Le temps presse. Les sénateurs doivent se pencher ce lundi sur le projet de loi préparant le déconfinement, annoncé pour le 11 mai, avant de transmettre aux députés ce texte contenant une nouvelle fournée de mesures suscitant des interrogations dans les rangs des oppositions.
L’état d’urgence sanitaire prolongé
En vigueur jusqu'au 23 mai, ce régime d'exception accorde de très larges pouvoirs à l'exécutif. Malgré le ralentissement de la progression de l'épidémie, le gouvernement estime «prématuré» de le lever. Le texte, qui prévoit de proroger l'état d'urgence sanitaire jusqu'au 24 juillet, modifie aussi ce cadre juridique afin d'ajuster les mesures pour l'après-11 mai. Le Premier ministre pourra, par décret, autoriser les déplacements limités à un rayon de 100 km autour de chez soi (sauf raisons professionnelles ou motifs familiaux impérieux), fixer des conditions à la réouverture de commerces et rendre obligatoire le port du masque dans les transports collectifs. Le texte rallonge au passage «la liste des personnes habilitées à constater les infractions aux règles de l'état d'urgence sanitaire», a expliqué le ministre de l'Intérieur, Christophe Castaner. En plus des agents de la police municipale, les agents des transports en commun pourront verbaliser les usagers sans masque à partir de la semaine prochaine.
Quarantaine et isolement
Les articles 2 et 3 du projet de loi précisent et encadrent les procédures d'isolement des personnes testées positives au Covid-19. «Des mesures individuelles ayant pour objet la mise en quarantaine et les mesures de placement et de maintien en isolement» pourront être prononcées par le préfet, sur proposition du directeur général de l'Agence régionale de santé (ARS). Elles ne concernent que les personnes entrant en France et «ayant séjourné dans une zone de circulation de l'infection», et sont subordonnées à «la constatation médicale de l'infection de la personne concernée».

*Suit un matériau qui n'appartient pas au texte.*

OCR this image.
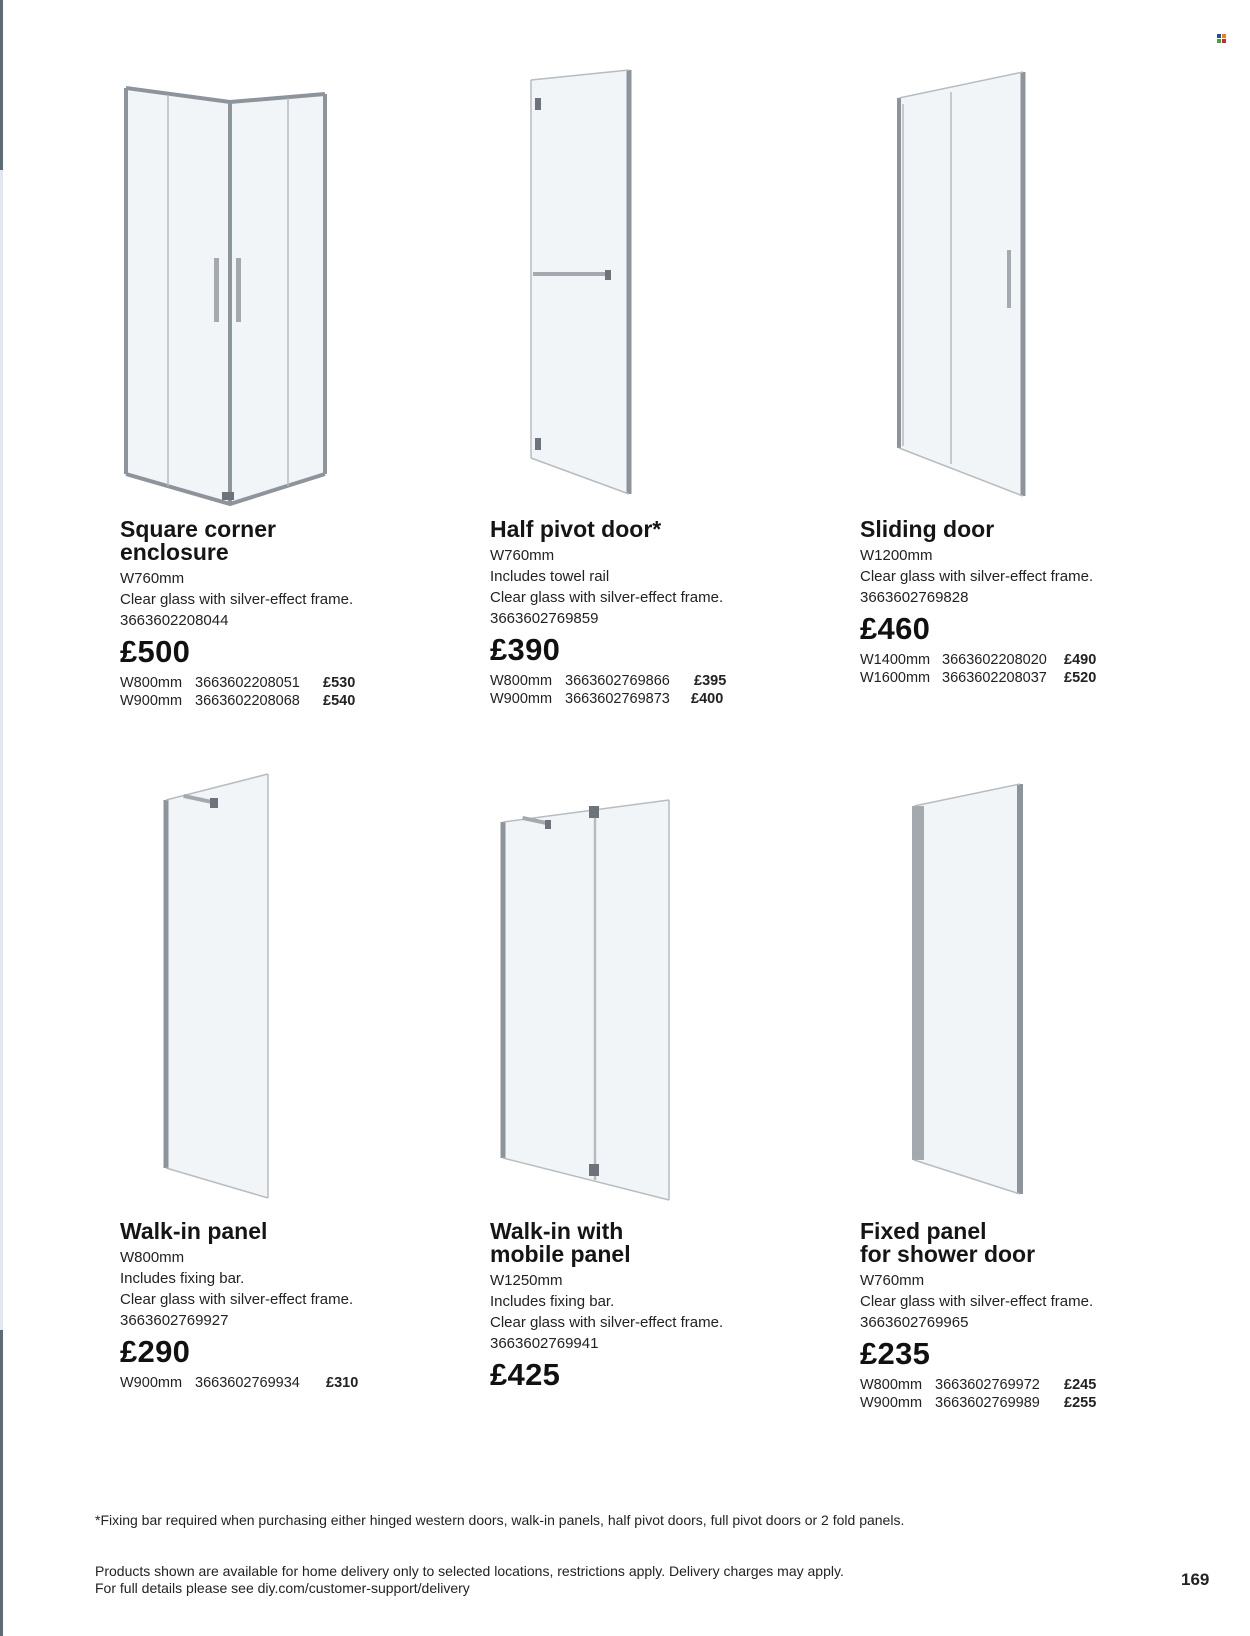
Square corner
enclosure
W760mm
Clear glass with silver-effect frame.
3663602208044
£500
W800mm 3663602208051 £530
W900mm 3663602208068 £540
Half pivot door*
W760mm
Includes towel rail
Clear glass with silver-effect frame.
3663602769859
£390
W800mm 3663602769866 £395
W900mm 3663602769873 £400
Sliding door
W1200mm
Clear glass with silver-effect frame.
3663602769828
£460
W1400mm 3663602208020 £490
W1600mm 3663602208037 £520
Walk-in panel
W800mm
Includes fixing bar.
Clear glass with silver-effect frame.
3663602769927
£290
W900mm 3663602769934 £310
Walk-in with
mobile panel
W1250mm
Includes fixing bar.
Clear glass with silver-effect frame.
3663602769941
£425
Fixed panel
for shower door
W760mm
Clear glass with silver-effect frame.
3663602769965
£235
W800mm 3663602769972 £245
W900mm 3663602769989 £255
*Fixing bar required when purchasing either hinged western doors, walk-in panels, half pivot doors, full pivot doors or 2 fold panels.
Products shown are available for home delivery only to selected locations, restrictions apply. Delivery charges may apply.
For full details please see diy.com/customer-support/delivery	169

Dans une version du texte qui avait circulé la semaine dernière, cette «quatorzaine» était imposée à des personnes infectées qui, «en cas de refus réitéré des prescriptions médicales d'isolement prophylactique, [feraient courir] un risque grave» de contamination. Cette rédaction, qui avait suscité de vifs débats au sein de la majorité, a donc été abandonnée.

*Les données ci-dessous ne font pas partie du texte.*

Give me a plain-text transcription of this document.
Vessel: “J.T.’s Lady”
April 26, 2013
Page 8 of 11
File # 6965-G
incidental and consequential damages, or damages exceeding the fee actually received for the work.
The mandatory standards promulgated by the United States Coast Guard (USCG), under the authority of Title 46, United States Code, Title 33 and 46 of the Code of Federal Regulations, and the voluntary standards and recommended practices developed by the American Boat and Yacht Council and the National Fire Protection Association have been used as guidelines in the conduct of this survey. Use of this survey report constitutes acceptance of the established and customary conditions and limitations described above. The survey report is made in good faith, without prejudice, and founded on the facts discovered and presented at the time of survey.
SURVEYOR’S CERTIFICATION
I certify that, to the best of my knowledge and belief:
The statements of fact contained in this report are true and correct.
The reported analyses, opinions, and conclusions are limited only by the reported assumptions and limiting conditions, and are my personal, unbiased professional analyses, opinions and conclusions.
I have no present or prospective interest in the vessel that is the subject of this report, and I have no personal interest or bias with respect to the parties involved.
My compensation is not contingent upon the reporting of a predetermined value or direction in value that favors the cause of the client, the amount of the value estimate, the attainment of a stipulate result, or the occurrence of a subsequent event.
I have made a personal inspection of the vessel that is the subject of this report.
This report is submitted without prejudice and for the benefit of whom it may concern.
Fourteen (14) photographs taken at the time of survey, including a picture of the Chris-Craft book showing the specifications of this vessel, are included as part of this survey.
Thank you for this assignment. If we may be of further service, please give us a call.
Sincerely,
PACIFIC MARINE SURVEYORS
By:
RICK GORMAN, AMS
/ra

Autre «garantie» selon Olivier Véran, le ministre de la Santé, la possibilité de recours devant le juge des libertés et de la détention, qui statuera en trois jours. Sauf consentement de l'intéressé, «la mise en quarantaine ou le placement à l'isolement ne peut se poursuivre au-delà d'un délai de quatorze jours» sans décision du juge.
Des malades «tracés»
L'article 6 devrait braquer les associations de défense des libertés individuelles. Il donne la possibilité au ministre de la Santé de «mettre en œuvre un système d'information aux seules fins de lutter contre […] l'épidémie de Covid-19» avec des données «partagées», médicales ou non. Pour «tracer» les personnes malades ou susceptibles de l'être, le gouvernement prévoit de se doter de deux fichiers. L'un, baptisé «Sidep», recensant des informations en provenance des laboratoires de biologie médicale «lorsqu'un patient aura été testé positif». L'autre, «Contact-Covid», pour donner accès aux «coordonnées des personnes à contacter» par les équipes chargées de retracer les chaînes de contamination. Or le texte permettra la récolte et la transmission de ces données «le cas échéant sans le consentement des personnes intéressées». «Cela pose clairement la question du respect du secret médical et de la protection des données personnelles», s'alarme la sénatrice PS Marie-Pierre de La Gontrie. Les «organismes» qui y auront accès seront listés dans un décret pris en Conseil d'Etat après avis de la Commission nationale de l'informatique et des libertés (Cnil).
Olivier Véran a par ailleurs garanti que ces fichiers étaient sans lien avec l'application numérique StopCovid, toujours dans les cartons. «Cette application n'est pas prête techniquement, a expliqué dimanche la porte-parole du gouvernement, Sibeth Ndiaye. Nous devons laisser le temps du développement.» Le nouveau calendrier de l'exécutif ? «Fin mai ou début juin.»